寮の薄い壁越しに、どこかの部屋のテレビの音がかすかに聞こえる。
『——第三探索チームによる浅層巡回は、本日も安全に終了しました。
回廊管理局によりますと、浅層エリアでの事故は年々減少傾向にあり——』
ニュースのアナウンサーの声は、やけに明るい。
(“安全に終了”。“事故減少”。“適切な撤退判断”。)
どれも嘘ではないのだろう。
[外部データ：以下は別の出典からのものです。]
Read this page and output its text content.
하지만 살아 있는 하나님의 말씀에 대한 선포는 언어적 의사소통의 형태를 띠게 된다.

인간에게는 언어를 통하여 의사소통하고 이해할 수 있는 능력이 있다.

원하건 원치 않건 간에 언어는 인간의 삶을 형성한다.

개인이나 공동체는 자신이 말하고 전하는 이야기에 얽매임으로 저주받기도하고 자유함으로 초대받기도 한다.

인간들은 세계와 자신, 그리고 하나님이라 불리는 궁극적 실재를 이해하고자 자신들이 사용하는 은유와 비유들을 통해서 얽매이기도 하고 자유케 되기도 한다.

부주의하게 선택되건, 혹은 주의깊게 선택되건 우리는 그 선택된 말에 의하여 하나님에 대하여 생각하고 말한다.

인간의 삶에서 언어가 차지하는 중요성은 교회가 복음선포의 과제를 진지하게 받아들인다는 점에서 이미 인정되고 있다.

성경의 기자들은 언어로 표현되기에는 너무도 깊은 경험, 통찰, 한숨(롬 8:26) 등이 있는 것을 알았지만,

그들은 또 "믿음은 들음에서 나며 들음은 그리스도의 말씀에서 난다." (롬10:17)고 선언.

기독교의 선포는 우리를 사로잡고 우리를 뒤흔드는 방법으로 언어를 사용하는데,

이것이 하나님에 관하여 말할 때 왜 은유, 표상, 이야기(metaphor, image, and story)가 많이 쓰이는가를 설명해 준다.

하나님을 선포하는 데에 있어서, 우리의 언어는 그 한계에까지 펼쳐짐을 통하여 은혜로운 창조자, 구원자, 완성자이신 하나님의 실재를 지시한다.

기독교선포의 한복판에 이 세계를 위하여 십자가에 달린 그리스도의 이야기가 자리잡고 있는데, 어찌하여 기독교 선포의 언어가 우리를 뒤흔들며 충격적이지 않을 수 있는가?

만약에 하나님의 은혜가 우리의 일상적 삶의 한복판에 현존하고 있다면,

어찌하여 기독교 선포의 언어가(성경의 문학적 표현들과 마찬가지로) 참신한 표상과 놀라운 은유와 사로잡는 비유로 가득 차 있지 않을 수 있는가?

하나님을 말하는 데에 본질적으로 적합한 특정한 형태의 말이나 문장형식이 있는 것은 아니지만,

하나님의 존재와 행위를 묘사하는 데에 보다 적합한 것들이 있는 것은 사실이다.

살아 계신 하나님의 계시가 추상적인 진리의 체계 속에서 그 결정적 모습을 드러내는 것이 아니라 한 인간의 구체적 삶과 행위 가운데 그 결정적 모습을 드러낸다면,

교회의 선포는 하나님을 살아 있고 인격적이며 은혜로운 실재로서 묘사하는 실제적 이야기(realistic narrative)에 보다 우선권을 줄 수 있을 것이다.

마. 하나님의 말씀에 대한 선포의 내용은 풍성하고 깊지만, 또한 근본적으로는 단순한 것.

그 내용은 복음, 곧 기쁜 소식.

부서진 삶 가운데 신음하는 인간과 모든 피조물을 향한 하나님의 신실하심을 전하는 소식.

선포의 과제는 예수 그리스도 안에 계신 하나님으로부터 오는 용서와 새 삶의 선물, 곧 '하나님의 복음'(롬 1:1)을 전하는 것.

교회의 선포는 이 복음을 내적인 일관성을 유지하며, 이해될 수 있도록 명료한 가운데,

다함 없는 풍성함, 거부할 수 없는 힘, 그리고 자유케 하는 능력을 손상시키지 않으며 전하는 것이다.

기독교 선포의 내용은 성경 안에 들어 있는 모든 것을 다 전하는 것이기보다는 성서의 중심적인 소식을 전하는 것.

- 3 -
嘘ではないけれど。
そこに自分の息の上がり方、盾を押し込んだときの衝撃
大熊の肩に噛み付いていた“何か”の感触。
それらは書き込まれない。
そんなことを考えた瞬間、胸の奥で、小さな針がまた動いた。
寮。
訓練センターのグラウンド。
母のいる病院。
そして、地の底でゆっくり形を変えている回廊。
いくつかの「点」が、頭の中で線で結ばれていく。
その線の上を、目に見えないサイコロが転がっているようなイメージが浮かんだ。
(……考えすぎか)
自分で自分にツッコミを入れて、目を閉じる。
少なくとも今日は、誰も死なずに帰ってきた。
L値は1だけ削れて、報告書には一行追加されて、
ニュースでは「安全に終了」の一言でまとめられた。
「……まぁ、いいか」
小さく呟いて、布団をかぶる。
明日もまた、どこかの班のログが
新しい一行としてどこかの画面に追加されるのだろうと思いながら。